We call it a debating chamber but in our Federal Parliament, debating the two sides of a given proposal/statement has become less important than defeating the opposition, whether it is conservative or Labor. Psychological tactics, name calling and character assassination are widely used. People have long liked a good stoush and when it is laced with good puns and funny language, it is worthwhile for both politicians and public.
But the holy grail of the conservative part of Parliament is competition. We all know that competition in business, trade and employment means backstabbing and total destruction of the opposition. For the weak, it can mean “Don't rock the boat, stay out of trouble”, when firm action is necessary and cannot be delayed.
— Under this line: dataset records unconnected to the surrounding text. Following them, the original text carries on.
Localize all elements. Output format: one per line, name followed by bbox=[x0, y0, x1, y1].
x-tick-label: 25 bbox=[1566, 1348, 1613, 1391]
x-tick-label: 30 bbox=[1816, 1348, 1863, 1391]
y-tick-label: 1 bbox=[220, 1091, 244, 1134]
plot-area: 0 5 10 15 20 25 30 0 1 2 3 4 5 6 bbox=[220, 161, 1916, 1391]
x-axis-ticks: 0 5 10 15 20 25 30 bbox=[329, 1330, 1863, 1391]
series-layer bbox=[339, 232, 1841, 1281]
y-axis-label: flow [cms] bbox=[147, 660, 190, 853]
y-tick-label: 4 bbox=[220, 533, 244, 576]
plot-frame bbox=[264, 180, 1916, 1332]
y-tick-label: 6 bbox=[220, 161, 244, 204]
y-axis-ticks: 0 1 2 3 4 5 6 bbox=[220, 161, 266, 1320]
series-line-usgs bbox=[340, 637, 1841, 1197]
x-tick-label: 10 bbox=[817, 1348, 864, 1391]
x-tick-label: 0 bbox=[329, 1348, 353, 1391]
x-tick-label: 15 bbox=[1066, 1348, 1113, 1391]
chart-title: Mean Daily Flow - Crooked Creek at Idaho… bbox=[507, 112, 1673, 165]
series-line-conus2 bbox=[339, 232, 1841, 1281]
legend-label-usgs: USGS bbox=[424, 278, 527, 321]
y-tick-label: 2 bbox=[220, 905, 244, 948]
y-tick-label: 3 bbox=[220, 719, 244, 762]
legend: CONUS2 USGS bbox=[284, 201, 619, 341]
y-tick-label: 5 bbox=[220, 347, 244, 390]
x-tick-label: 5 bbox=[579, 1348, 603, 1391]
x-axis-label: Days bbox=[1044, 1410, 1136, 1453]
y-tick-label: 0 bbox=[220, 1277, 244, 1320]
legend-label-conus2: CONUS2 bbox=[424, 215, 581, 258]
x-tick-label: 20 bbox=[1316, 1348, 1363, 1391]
The first Australians have always been our competitors – for land, food and water. The attraction of getting something for nothing is deeply ingrained in those whose security is threatened by transportation, wars and famine.
After working hard all our lives, we can point to the apparent laziness of the first Australians even though these people had most opportunities taken away from them when times were hard for us. Think of “sit down money”' doled out to the first Australians, denying them even the role ascribed to a worthwhile competitor. We have competed in a loaded labour market, but the loading was all one way: our way.
Linda Burnie recently became the first indigenous woman to be elected to the Australian House of Representatives. One of our newest federal politicians, she is seasoned from 17 years in the NSW State Parliament. But will federal parliamentarians honour and accept an indigenous woman in this era of competition and destructiveness?
Let’s hope she can open her mouth without Parliament deteriorating into its usual competitive, sexist slander.
It has already begun: last week Linda Burnie was asked why she was not doing anything about family violence in Aboriginal communities. The question was put by an MP who is reported to have voted for big cuts to programs to address family violence.